For those who still claim that tax rates don't matter to economic decisions or U.S. competitiveness, we present Exhibit A: the 2004 American Jobs Creation Act. This law gave American companies a one-year window in 2005 to repatriate earnings from foreign subsidiaries to the United States at a 5.25% tax rate. The IRS examined the results from this tax cutting experiment and found that the money came back in a flood. More than 800 U.S. corporations repatriated $362 billion from foreign operations. These dollars are now being invested in the U.S., rather than remaining in Europe or China. This capital infusion may be one reason that U.S. business investment rose 9.6% in 2005 – the highest rate in more than a decade.
The naysayers were out in force, but once again the facts spoke.
Many Democrats, liberal groups and even some economists in the Bush Treasury opposed the measure four years ago, predicting it would lose revenue and merely be a tax holiday for profitable corporations. The Joint Tax Committee estimators also blundered again by predicting a mere $2.8 billion in revenue gains in the first year and then big losses after 2005.
What's the lesson, again?
As always, they underestimated how tax reductions change behavior. One lesson here is how hypersensitive the trillions of dollars of annual global capital flows are to tax rates. It also underscores how damaging the U.S. corporate income tax is to American firms.
That pesky Laffer Curve again. Unfortunately it doesn't look like the situation will turn around any time soon; in fact it will probably get worse.
Over the past decade the U.S. has gone from a below-the-average corporate tax nation to the second highest rate in the industrial world. (See table.) Many countries have slashed their corporate rates to as low as 10%. The economic impact is even worse because the U.S. is one of the few countries that taxes foreign subsidiary income when it is repatriated. Most countries let their companies pay taxes in the country where the income is earned, and the few countries that do tax repatriated income are changing their models.

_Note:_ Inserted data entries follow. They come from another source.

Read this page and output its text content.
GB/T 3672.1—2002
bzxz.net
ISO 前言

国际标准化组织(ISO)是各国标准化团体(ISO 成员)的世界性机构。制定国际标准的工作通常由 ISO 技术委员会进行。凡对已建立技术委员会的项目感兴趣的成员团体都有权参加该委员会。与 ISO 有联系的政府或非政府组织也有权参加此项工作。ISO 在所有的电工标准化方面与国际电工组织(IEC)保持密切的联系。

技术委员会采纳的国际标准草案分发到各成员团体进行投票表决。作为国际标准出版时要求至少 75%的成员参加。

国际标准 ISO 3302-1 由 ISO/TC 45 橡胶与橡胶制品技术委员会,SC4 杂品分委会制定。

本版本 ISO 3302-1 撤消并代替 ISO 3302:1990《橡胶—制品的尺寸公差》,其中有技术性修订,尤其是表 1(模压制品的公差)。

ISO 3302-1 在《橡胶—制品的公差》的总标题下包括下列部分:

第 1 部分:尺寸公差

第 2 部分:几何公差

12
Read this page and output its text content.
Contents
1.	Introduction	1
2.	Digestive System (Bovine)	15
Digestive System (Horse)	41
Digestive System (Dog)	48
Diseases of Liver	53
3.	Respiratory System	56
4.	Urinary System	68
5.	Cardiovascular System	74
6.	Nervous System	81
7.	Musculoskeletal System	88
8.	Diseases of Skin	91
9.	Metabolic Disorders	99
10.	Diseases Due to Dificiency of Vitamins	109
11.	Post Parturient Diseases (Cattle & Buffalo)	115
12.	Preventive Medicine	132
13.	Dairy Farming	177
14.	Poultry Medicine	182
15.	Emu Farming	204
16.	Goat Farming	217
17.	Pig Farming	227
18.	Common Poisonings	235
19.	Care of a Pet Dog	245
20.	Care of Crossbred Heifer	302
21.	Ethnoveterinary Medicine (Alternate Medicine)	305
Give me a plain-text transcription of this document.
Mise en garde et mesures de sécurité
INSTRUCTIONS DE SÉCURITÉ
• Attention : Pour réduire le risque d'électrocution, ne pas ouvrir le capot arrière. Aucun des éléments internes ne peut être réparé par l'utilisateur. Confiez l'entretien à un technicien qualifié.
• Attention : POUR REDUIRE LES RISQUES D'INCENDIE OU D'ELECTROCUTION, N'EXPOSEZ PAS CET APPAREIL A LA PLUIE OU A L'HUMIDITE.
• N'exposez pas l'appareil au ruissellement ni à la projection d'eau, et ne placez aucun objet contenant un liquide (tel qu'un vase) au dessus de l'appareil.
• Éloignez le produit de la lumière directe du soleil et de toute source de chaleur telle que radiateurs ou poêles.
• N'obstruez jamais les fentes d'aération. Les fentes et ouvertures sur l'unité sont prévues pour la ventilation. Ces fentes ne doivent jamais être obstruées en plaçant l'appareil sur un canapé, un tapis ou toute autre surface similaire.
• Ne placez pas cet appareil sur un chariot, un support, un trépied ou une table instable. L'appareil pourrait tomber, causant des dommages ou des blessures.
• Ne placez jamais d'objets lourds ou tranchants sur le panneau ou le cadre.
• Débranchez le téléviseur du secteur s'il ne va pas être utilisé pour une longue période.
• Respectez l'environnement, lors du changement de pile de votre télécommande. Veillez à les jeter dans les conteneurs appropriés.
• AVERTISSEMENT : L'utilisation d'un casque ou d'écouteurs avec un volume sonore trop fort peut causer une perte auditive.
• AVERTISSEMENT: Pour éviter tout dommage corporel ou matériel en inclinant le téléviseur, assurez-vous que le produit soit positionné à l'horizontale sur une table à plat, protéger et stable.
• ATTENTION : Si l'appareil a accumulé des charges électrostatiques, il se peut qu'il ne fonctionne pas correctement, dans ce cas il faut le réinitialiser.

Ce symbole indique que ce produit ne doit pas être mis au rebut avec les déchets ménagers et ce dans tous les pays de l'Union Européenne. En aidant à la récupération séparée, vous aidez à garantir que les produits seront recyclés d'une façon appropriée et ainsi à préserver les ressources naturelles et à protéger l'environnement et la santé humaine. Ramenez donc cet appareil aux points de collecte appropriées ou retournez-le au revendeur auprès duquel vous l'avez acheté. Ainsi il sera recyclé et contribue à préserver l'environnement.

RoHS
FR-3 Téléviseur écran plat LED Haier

The sensitivity to tax rates doesn't just affect corporations; individuals react in a similar fashion. We discussed these flights of knowledge a year ago, and coincidentally an editorial in the same issue of the WSJ also describes the individual scenario.
... celebrity chef Alain Ducasse changed his citizenship this month from high-tax France to no-income-tax Monaco. Plenty of other Frenchmen have moved abroad to escape their country's confiscatory taxes. Americans should be so lucky: Ours is the only industrialized country that taxes its citizens even if they live overseas. That hasn't been a big problem as long as U.S. tax rates have been relatively low. But with Barack Obama promising to raise rates to French-like levels, this taxman-cometh policy could turn Americans into the world's foremost fiscal prisoners.
France has recognized the problem and is doing something about it.
President Nicolas Sarkozy has capped the total that high-earning Frenchmen like Mr. Ducasse can pay in income, social and wealth taxes at 50% of earnings. Mr. Sarkozy set this "fiscal shield" because he knows that tax rates affect behavior. When he visited London this year, he observed that the British capital is now home to so many French bankers and other professionals seeking tax relief that it's the seventh-largest French city. Those expatriates choose not to use their creativity and investment capital to benefit France and its economy.
Maybe someday we'll learn. Hopefully before too many companies relocate to Dubai and Bermuda. It's a global world, remember?